Susan Elizabeth Hunston (born 1953) is a British linguist. She received her PhD in English under the supervision of Michael Hoey at the University of Birmingham in 1989. She does research in the areas of corpus linguistics and applied linguistics. She is one of the primary developers of the Pattern Grammar model of linguistic analysis, which is a way of describing the syntactic environments of individual words, based on studying their occurrences in large sets of authentic examples, i.e. language corpora. The Pattern Grammar model was developed as part of the COBUILD project, where Hunston worked for several years as a senior grammarian for the Collins Cobuild English Dictionary.

Having earlier taught at Mindanao State University in the Philippines, at the National University of Singapore, and at the University of Surrey, Hunston is currently a Professor of English Language in the Department of English Language and Applied Linguistics at the University of Birmingham. She has served as the Head of the School of English, Drama and American and Canadian Studies at the University of Birmingham. In addition to research and teaching, she is a co-editor, along with Carol A. Chapell, of the Cambridge Applied Linguistics book series.

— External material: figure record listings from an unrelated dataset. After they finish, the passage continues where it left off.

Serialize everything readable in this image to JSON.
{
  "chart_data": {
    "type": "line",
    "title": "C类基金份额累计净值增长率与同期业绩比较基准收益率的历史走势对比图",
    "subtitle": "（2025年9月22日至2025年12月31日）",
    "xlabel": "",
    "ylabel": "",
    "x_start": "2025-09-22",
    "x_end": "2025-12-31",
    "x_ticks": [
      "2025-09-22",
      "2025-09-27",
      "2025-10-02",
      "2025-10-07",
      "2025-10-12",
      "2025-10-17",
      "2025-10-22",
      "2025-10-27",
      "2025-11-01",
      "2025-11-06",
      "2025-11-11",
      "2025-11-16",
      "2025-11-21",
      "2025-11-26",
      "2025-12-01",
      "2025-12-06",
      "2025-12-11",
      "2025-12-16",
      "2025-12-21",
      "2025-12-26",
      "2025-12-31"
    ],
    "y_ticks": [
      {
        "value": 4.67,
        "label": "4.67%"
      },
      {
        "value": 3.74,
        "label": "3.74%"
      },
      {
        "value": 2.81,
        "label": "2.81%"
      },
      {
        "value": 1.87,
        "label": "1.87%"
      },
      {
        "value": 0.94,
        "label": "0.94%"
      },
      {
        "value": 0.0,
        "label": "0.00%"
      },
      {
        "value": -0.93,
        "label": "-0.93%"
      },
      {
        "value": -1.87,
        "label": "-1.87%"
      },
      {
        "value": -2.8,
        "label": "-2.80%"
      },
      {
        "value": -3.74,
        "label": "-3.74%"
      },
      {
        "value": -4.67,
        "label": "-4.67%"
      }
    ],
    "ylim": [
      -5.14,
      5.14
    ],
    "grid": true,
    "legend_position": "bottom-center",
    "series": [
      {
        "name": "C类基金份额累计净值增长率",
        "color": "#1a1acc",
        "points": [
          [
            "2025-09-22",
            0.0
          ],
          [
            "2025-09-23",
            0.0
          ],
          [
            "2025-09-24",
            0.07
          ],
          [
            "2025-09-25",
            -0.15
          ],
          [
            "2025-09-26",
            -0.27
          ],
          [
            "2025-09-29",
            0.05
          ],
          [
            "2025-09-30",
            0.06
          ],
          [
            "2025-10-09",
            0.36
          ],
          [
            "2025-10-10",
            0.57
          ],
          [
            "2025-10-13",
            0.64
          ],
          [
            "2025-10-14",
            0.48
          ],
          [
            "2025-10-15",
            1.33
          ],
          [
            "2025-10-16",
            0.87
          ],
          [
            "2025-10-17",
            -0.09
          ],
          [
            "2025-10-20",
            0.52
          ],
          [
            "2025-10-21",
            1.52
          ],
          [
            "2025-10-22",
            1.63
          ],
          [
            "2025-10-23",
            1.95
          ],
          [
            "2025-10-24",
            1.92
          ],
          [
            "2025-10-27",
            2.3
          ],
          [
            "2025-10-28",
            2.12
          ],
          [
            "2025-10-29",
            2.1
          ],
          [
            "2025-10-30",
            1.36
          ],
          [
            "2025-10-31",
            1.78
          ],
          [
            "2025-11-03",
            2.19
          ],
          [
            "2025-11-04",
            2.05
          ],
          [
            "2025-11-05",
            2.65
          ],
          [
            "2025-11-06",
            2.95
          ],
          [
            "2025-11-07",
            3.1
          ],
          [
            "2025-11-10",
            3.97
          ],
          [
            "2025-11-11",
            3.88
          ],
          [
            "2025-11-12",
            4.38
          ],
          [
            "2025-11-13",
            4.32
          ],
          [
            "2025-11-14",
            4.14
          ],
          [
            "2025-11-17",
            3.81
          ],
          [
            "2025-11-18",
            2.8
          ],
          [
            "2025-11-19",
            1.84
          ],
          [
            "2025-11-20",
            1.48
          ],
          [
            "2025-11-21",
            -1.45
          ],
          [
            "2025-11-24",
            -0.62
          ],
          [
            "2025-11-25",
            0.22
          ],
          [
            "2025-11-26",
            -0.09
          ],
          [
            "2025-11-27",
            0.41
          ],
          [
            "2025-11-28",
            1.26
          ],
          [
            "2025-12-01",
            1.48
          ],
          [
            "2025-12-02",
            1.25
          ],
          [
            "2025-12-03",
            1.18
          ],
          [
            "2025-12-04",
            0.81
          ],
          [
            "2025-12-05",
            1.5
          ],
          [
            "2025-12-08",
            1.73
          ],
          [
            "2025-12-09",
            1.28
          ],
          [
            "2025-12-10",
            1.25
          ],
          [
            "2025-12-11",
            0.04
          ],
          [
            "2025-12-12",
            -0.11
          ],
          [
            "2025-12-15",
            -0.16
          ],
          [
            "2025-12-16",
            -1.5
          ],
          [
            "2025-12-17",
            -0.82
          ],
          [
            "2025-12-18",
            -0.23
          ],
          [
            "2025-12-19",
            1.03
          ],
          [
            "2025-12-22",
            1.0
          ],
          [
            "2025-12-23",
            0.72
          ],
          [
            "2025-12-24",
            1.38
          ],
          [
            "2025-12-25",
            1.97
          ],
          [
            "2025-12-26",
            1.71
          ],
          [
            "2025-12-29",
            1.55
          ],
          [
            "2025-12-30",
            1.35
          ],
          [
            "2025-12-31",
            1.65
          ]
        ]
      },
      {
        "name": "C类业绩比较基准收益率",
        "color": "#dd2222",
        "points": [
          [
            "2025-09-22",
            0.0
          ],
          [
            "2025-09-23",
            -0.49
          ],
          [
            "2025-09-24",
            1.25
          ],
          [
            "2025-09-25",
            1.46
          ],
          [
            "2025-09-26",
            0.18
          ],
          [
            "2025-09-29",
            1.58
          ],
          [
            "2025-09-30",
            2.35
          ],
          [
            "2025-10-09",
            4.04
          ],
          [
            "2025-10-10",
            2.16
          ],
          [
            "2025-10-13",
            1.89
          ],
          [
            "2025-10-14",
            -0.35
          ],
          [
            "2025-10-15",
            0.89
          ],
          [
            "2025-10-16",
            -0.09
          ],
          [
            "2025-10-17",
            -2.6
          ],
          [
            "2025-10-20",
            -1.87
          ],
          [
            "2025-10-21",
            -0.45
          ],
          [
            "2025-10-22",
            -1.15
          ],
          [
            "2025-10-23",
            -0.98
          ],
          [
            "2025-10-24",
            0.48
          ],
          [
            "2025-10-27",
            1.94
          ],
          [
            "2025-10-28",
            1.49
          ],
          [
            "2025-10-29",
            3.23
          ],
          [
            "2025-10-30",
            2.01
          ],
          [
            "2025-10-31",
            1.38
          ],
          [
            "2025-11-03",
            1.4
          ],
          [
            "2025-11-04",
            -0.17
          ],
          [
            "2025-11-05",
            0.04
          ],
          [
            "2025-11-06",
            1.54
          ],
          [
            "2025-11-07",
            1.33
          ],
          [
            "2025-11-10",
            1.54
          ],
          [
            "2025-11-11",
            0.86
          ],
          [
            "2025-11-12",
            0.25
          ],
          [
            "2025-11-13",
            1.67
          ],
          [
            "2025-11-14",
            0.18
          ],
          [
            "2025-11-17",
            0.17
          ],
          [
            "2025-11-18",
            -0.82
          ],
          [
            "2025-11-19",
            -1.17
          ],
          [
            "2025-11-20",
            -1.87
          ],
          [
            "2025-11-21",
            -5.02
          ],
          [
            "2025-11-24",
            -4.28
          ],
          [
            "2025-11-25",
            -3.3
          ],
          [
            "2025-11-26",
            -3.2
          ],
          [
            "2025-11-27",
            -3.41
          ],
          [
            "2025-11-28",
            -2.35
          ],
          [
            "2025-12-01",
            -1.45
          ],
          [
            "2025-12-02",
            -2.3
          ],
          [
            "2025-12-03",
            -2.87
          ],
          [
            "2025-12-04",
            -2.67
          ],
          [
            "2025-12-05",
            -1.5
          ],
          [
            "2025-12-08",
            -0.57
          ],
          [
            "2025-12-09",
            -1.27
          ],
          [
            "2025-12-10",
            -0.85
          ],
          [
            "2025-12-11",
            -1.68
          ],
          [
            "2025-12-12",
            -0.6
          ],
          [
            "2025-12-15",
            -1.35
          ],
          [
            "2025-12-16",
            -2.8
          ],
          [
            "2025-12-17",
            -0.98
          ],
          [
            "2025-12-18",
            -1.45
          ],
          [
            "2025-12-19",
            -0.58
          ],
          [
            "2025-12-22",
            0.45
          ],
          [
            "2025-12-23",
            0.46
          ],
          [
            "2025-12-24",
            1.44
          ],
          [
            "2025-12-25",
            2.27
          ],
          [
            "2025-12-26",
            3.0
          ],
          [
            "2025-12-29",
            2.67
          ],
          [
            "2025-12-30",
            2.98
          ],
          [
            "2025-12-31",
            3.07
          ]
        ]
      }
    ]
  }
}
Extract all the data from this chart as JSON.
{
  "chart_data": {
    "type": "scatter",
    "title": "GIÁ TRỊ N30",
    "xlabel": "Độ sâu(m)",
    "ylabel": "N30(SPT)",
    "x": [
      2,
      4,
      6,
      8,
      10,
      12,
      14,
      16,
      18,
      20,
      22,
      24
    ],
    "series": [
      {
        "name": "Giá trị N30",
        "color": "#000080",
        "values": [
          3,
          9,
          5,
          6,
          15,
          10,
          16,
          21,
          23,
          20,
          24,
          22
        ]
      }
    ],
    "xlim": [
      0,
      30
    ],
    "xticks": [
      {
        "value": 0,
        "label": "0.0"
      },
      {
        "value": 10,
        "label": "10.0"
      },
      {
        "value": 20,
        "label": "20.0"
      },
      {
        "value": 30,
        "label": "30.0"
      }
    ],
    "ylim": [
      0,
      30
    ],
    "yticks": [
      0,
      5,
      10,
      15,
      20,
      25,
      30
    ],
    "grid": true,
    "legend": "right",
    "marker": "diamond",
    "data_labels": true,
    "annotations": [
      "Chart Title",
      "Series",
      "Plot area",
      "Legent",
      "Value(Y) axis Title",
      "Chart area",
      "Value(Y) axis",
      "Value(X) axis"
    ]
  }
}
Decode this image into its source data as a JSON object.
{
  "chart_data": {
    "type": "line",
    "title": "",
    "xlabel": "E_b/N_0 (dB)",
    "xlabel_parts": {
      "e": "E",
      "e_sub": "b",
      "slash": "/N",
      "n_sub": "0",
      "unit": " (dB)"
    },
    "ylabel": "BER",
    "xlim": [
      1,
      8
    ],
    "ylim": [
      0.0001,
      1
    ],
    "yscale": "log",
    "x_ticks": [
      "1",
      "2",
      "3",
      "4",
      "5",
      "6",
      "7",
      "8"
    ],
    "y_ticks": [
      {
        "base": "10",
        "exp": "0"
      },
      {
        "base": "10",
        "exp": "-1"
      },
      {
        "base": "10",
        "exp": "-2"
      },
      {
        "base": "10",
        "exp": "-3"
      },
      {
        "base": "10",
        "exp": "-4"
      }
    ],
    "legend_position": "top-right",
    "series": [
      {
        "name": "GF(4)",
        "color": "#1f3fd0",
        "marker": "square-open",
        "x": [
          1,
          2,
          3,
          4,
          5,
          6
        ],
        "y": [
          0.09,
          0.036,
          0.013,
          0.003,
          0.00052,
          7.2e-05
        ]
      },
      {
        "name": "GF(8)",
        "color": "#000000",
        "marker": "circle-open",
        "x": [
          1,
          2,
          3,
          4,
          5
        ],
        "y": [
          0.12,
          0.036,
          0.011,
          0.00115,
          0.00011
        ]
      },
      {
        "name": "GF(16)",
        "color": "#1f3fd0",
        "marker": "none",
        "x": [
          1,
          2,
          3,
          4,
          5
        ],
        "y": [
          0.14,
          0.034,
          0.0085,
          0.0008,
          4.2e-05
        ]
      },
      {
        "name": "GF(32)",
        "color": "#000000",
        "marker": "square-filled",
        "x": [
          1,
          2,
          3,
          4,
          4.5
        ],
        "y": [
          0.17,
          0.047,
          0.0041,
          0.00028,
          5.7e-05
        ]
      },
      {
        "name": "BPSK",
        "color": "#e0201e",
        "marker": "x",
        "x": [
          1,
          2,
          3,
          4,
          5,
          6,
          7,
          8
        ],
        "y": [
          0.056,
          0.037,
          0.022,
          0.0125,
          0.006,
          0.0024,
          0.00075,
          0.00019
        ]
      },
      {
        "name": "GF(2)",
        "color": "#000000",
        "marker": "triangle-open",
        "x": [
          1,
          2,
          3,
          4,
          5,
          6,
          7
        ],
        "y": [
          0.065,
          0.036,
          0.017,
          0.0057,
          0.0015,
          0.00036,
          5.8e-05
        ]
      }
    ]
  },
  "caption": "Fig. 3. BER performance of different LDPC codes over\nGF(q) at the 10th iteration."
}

== Awards and distinctions ==
Hunston is a Fellow of the Academy of Social Sciences. She served as the Chair of the British Association for Applied Linguistics from 2006 to 2009. She serves on the executive board of the International Association of Applied Linguistics, a non-governmental organization (NGO) that has formal consultative relations with UNESCO ("the 'intellectual' agency of the United Nations") and which is devoted to supporting applied linguistics in developing countries. She was appointed Officer of the Order of the British Empire (OBE) in the 2017 New Year Honours for services to higher education and applied linguistics.

== Key publications ==

=== Books ===
- 2011. Susan Hunston. Corpus Approaches to Evaluation: phraseology and evaluative language. Routledge.
- 2007. Susan Hunston and G. Thompson (Eds.). System and Corpus: Exploring Connections. Equinox Publishing.
- 2002. Susan Hunston. Corpora in Applied Linguistics. Cambridge University Press.
- 2000. Susan Hunston and G. Thompson. Evaluation in Text: Authorial Stance and the Construction of Discourse. Oxford Univ. Press.
- 2000. Susan Hunston and G. Francis. Pattern Grammar: A Corpus-Driven Approach to the Lexical Grammar of English. John Benjamins.
- 1998. G. Francis, S. Hunston, E. Manning. Collins COBUILD Grammar patterns: Nouns and adjectives. Harper Collins.
- 1997. G. Francis, E. Manning, S. Hunston. Collins COBUILD Verbs: Patterns & Practice. Harper Collins.

=== Articles and chapters ===
- 2012. Susan Hunston. Pattern Grammar. The Encyclopedia of Applied Linguistics. Wiley.
- 2007. Susan Hunston. Semantic Prosody Revisited. International Journal of Corpus Linguistics, 12(2) 249-268.
- 2006. Susan Hunston. Corpus linguistics. Linguistics 7(2) 215-244.